Overdominance occurs when the heterozygote (A1A2) is superior in performance to either of the two homozygotes (A1A1 or A2A2). In this situation, an increase in homozygosity following inbreeding also causes inbreeding depression.

Epistatic interaction between different pairs of genes occurs when one pair affects the expression of another pair at a different locus. With one particular type, called complementary epistasis, two dominants, one from each of two separate loci, are necessary for normal development or metabolism,Thus, AABB, AaBB, AABb and AaBb will be normal, but AAbb, aaBB Aabb, aaBb and aabb will be defective. This situation arises when a metabolic pathway requires two enzymes for the essential end-product to be synthesised. Since each enzyme requires a different dominant gene for its synthesis, the absence of one or both will result in a defective individual. Inbreeding in a population with a mixture of the above genotypes will lead to a break-up of the favourable gene combinations, with more inferior genotypes, particularly aaBB, AAbb and aabb, being produced.

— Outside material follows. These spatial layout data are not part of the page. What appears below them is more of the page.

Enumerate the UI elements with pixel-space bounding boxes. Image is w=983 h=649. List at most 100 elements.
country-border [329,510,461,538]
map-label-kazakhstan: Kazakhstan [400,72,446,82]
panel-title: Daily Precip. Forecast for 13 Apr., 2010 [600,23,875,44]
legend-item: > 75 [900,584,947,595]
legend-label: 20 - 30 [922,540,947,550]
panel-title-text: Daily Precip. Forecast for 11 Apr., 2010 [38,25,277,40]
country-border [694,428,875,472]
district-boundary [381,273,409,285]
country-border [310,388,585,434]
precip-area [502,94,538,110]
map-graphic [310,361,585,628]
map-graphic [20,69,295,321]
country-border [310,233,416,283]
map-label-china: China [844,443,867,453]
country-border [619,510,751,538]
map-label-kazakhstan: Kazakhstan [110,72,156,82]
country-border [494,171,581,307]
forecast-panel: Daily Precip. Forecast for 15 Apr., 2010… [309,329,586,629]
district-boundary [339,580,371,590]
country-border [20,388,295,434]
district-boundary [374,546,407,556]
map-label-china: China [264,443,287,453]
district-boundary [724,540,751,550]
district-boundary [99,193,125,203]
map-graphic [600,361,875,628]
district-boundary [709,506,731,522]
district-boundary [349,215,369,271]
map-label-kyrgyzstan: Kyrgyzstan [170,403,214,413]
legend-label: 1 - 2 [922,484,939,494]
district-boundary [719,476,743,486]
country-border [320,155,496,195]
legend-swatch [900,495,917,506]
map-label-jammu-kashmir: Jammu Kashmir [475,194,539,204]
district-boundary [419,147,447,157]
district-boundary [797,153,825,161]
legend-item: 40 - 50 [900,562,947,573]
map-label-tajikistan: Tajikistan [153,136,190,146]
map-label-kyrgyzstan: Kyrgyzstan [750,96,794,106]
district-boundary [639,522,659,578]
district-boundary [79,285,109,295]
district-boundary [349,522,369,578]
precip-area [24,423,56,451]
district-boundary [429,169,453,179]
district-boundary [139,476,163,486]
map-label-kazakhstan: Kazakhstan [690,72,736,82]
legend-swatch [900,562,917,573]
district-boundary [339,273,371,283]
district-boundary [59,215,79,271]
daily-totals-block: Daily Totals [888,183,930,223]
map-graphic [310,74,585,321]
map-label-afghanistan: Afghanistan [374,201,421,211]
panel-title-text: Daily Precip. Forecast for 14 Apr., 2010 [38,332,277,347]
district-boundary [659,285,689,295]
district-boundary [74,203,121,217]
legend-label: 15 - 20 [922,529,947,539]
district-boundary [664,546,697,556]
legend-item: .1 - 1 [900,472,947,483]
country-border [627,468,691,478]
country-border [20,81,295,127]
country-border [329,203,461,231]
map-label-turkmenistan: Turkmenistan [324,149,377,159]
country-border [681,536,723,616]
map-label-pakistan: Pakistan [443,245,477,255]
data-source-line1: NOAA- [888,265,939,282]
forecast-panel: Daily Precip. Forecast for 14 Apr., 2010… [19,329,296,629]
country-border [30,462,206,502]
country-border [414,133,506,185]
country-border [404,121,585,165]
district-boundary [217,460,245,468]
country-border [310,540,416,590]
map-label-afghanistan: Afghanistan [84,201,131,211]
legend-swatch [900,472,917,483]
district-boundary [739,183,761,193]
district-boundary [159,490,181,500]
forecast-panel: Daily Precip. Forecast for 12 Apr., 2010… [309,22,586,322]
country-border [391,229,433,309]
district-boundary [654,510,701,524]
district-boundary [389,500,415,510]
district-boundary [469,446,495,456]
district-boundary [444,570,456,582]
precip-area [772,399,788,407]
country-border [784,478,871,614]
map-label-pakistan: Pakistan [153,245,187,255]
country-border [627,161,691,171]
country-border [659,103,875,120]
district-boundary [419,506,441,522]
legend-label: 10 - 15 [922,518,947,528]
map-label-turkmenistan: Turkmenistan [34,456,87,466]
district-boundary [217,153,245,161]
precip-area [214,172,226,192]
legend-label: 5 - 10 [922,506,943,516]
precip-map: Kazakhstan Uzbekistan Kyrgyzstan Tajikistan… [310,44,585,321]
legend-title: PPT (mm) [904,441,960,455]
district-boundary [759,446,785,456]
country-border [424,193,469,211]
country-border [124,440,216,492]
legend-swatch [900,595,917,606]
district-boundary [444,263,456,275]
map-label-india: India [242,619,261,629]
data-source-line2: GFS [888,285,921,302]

Finally, Lerner (1954) found evidence that some abnormal conditions in animals were not caused by single genes but by a drop in the general level of heterozygosity throughout the whole genome. His theory of developmental homeostasis suggests that for an animal to be able to cope with developmental accidents and environmental stress there is a minimum or obligate level of heterozygosity for normal development. The implication being that heterozygotes in general are more versatile because they can produce a greater variety of enzymes and other proteins. This means that the heterozygosity level per se, as well as the effects of the genes themselves, may be a contributing factor.

The opposite of inbreeding depression is known as heterosis or hybrid vigour and can result from the crossing of unrelated inbred animals or lines with different genetic backgrounds. What is lost from inbreeding is usually restored when several inbred lines are crossed randomly. Deliberate inbreeding and crossing, followed by selection between lines, is sometimes used with farm plants and animals to improve yields. Its significance in humans is that greater mobility means that people travel further to find a spouse and are less likely to marry a person from the same locality with a similar genotype. Thus, although most of the increase in height and improved survival is the result of better nutrition and disease control, a small part may also be due to heterosis following a change in the mating system.